« La France perd avec Claude Bébéar un visionnaire qui a fait d'Axa un géant mondial. Son audace inspire encore l'économie française », a réagi mardi le ministre de l'Economie Roland Lescure.

Le président du conseil d'administration d'Axa, Antoine Gosset-Grainville, a, lui, salué son « esprit de conquête [qui] est à l'origine d'une des plus grandes réussites économiques des 50 dernières années, transformant en moins d'une génération une petite mutuelle normande en un géant mondial de l'assurance ».

Assureur atypique

Claude Bébéar a longtemps été considéré par ses pairs comme le « meilleur dans sa profession ». C'était un assureur atypique, né en 1935 à Issac en Dordogne dans une famille modeste d'instituteurs laïcs et socialistes. Son nom aurait été « fabriqué » par des religieuses de Périgueux qui en recueillant un enfant abandonné - son arrière-grand-père - l'aurait déclaré à l'état civil sous le patronyme de « bébé-areu » (onomatopées enfantines).

Jeune, Claude rêve de devenir chirurgien. Mais son père a d'autres ambitions pour lui : il fera Polytechnique. Entré quatrième à la prestigieuse école, le jeune homme en ressortira 204e, ayant sacrifié ses heures d'études au rugby, une de ses passions.

En 1958, Claude Bébéar rejoint les Anciennes Mutuelles à Rouen, une petite compagnie d'assurance normande dirigée par André Sahut d'Izarn, monarchiste catholique qui lui apprend le métier. En 1974, à la faveur d'une grève, il prend la place du directeur général, adoptant une politique révolutionnaire pour l'époque : horaires personnalisés, 32 jours de congés payés, crédit vacances et préretraite en douceur. Parallèlement, il pose les premières pierres du futur empire, achetant la Mutuelle des prêtres Saint-Christophe et la Mutuelle parisienne de garantie, réunies sous l'enseigne des Mutuelles unies.

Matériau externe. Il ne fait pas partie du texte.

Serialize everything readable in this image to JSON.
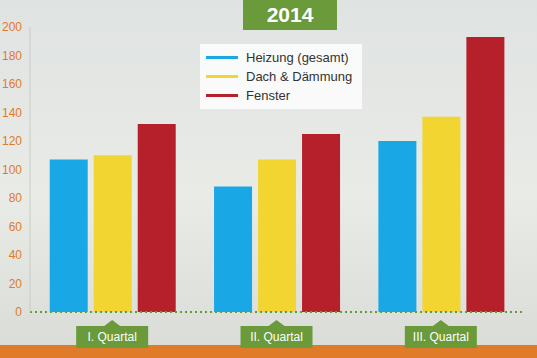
{
  "chart_data": {
    "type": "bar",
    "title": "2014",
    "categories": [
      "I. Quartal",
      "II. Quartal",
      "III. Quartal"
    ],
    "series": [
      {
        "name": "Heizung (gesamt)",
        "color": "#1aa7e6",
        "values": [
          107,
          88,
          120
        ]
      },
      {
        "name": "Dach & Dämmung",
        "color": "#f2d531",
        "values": [
          110,
          107,
          137
        ]
      },
      {
        "name": "Fenster",
        "color": "#b5202a",
        "values": [
          132,
          125,
          193
        ]
      }
    ],
    "ylim": [
      0,
      200
    ],
    "yticks": [
      0,
      20,
      40,
      60,
      80,
      100,
      120,
      140,
      160,
      180,
      200
    ],
    "grid": false
  }
}
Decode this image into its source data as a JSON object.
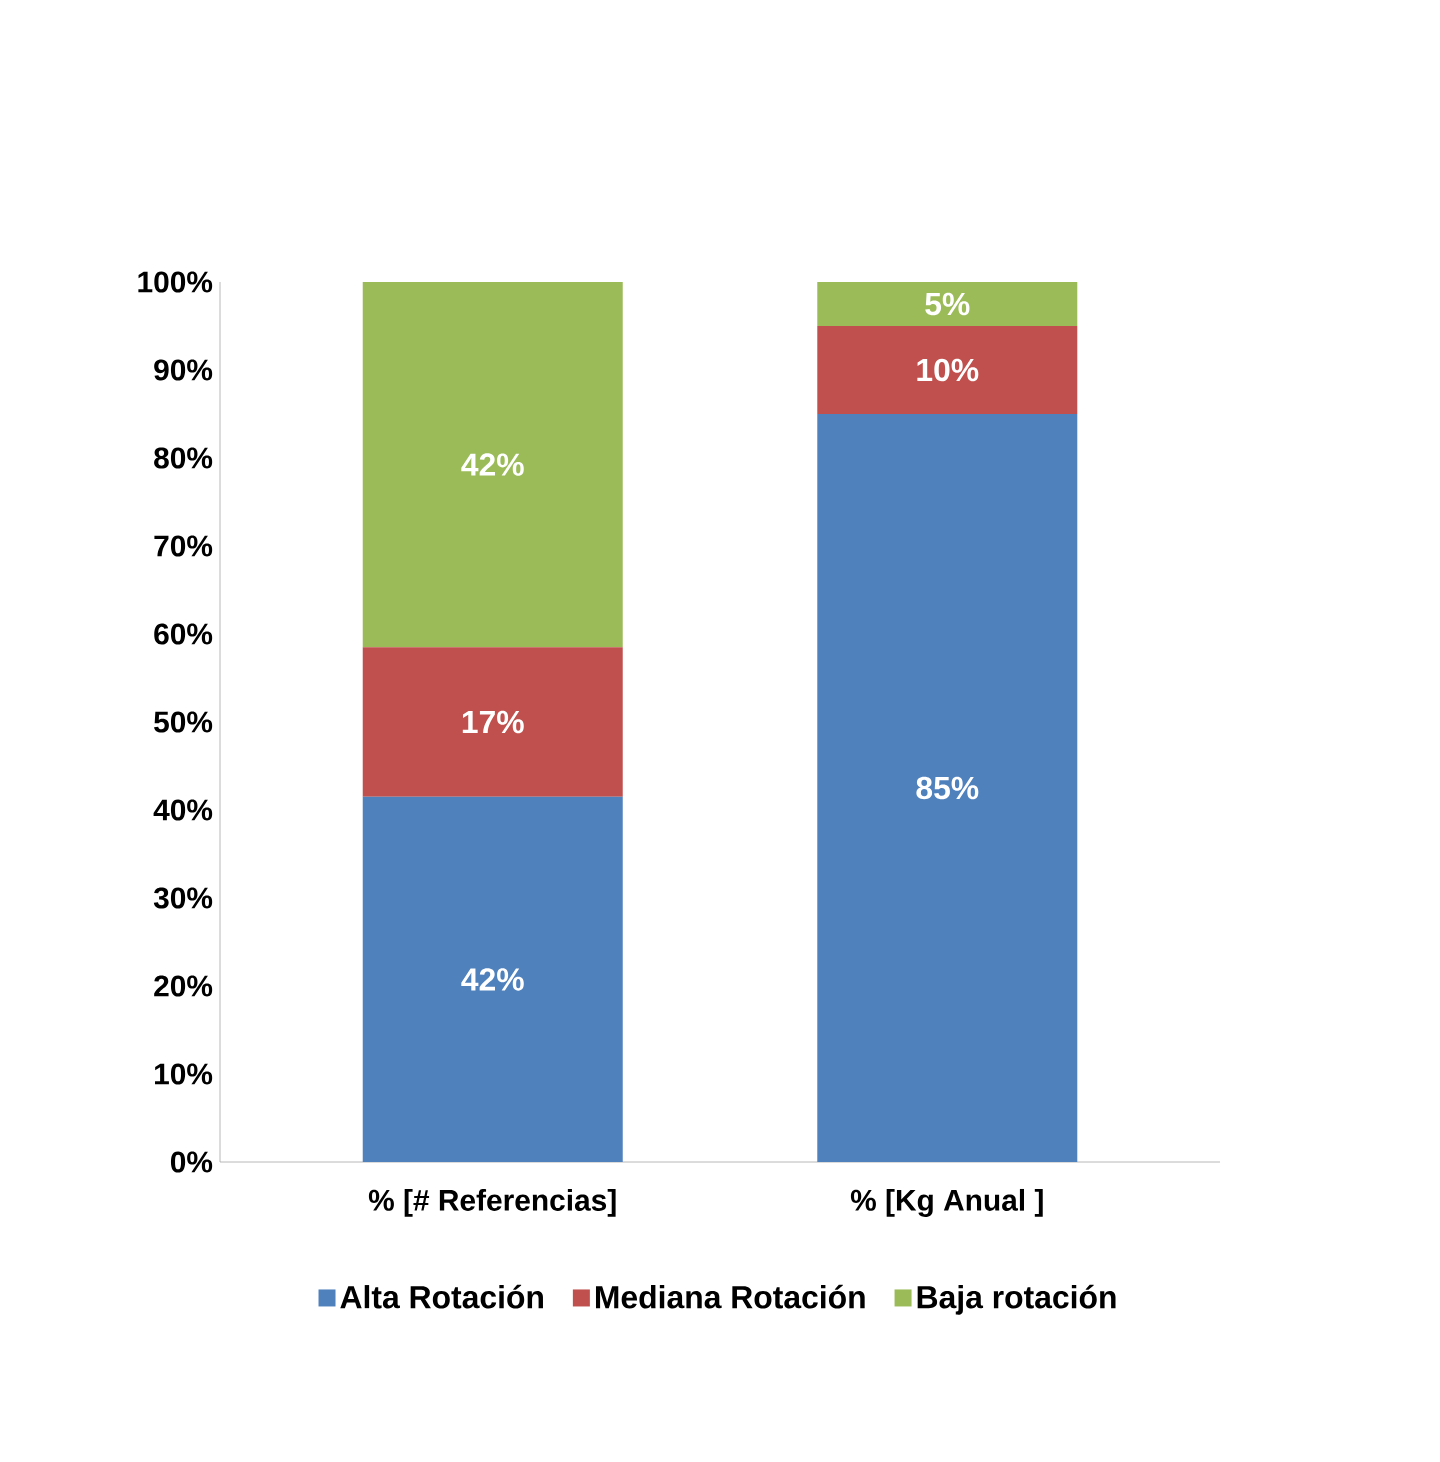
{
  "chart_data": {
    "type": "bar",
    "stacked": true,
    "categories": [
      "% [# Referencias]",
      "%  [Kg Anual ]"
    ],
    "series": [
      {
        "name": "Alta Rotación",
        "color": "#4f81bd",
        "values": [
          41.5,
          85
        ],
        "value_labels": [
          "42%",
          "85%"
        ]
      },
      {
        "name": "Mediana Rotación",
        "color": "#c0504d",
        "values": [
          17,
          10
        ],
        "value_labels": [
          "17%",
          "10%"
        ]
      },
      {
        "name": "Baja rotación",
        "color": "#9bbb59",
        "values": [
          41.5,
          5
        ],
        "value_labels": [
          "42%",
          "5%"
        ]
      }
    ],
    "ylim": [
      0,
      100
    ],
    "yticks": [
      {
        "value": 0,
        "label": "0%"
      },
      {
        "value": 10,
        "label": "10%"
      },
      {
        "value": 20,
        "label": "20%"
      },
      {
        "value": 30,
        "label": "30%"
      },
      {
        "value": 40,
        "label": "40%"
      },
      {
        "value": 50,
        "label": "50%"
      },
      {
        "value": 60,
        "label": "60%"
      },
      {
        "value": 70,
        "label": "70%"
      },
      {
        "value": 80,
        "label": "80%"
      },
      {
        "value": 90,
        "label": "90%"
      },
      {
        "value": 100,
        "label": "100%"
      }
    ],
    "legend": "bottom"
  }
}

En 1982, le « chasseur de fauves », une autre de ses passions, mène bataille contre Bouygues pour faire tomber dans son escarcelle le groupe Drouot, une fois et demie plus gros que les Mutuelles unies. Le groupe est renommé Axa en 1985, un nom choisi par ordinateur qui doit commencer par la lettre A et prononçable dans toutes les langues.

Fondateur de l'Institut Montaigne

Abandonnant une stratégie de diversification - il avait acquis le groupe de presse Cino del Duca et le fourreur Révillon -, Axa accélère l'allure, rachetant tour à tour la Providence et le Secours en 1986, la Compagnie du Midi et sa filiale Les Assurances du groupe de Paris (AGP), avant de ramasser en 1991 la société américaine d'assurance-vie Equitable, en difficulté.

Insatiable, Claude Bébéar part alors à la conquête du monde, en Australie (National Mutual), en Grande-Bretagne (Guardian Royal Exchange) et au Japon (Nippon Dantai), mais aussi en Malaisie, en Belgique et au Canada.

Si le prédateur réprouve les animaux « qui tuent par plaisir à la manière des dépeceurs d'entreprises », il frappe un grand coup en 1996, plantant ses griffes dans l'UAP, numéro un français de l'assurance.

Considéré comme l'un des patrons les plus influents du CAC 40, il fonde le Cercle Entreprises et Cité, aux côtés d'amis libéraux, et l'Institut Montaigne, un cercle de réflexion d'inspiration libérale, dont il devient ensuite président d'honneur.

« Parrain du capitalisme français

Dans la presse, Claude Bébéar est présenté comme l'un des principaux acteurs de l'éviction du PDG de Vivendi Jean-Marie Messier en 2002, ou de l'élection de Laurence Parisot à la tête du Medef en 2005. Une influence dans le grand patronat qui a contribué à son surnom de « parrain du capitalisme français ».

Hostile au monde financier - analystes, agences de notation, hedge funds -, il rêve en 1999 d'un mariage à trois entre la BNP, Paribas et la Société générale.

En 2000, il confie la présidence du directoire d'Axa à Henri de Castries et devient président du conseil de surveillance, jusqu'en 2008, puis président d'honneur d'Axa jusqu'à son décès.

Catholique pratiquant, père de trois enfants, dont deux adoptés, Claude Bébéar était, selon Le Canard enchaîné, un des financeurs de la Manif pour tous, mouvement opposé au mariage pour les couples homosexuels, autorisé en 2013. En 2017, il avait soutenu le candidat Emmanuel Macron à l'élection présidentielle dans une tribune publiée dans Les Echos.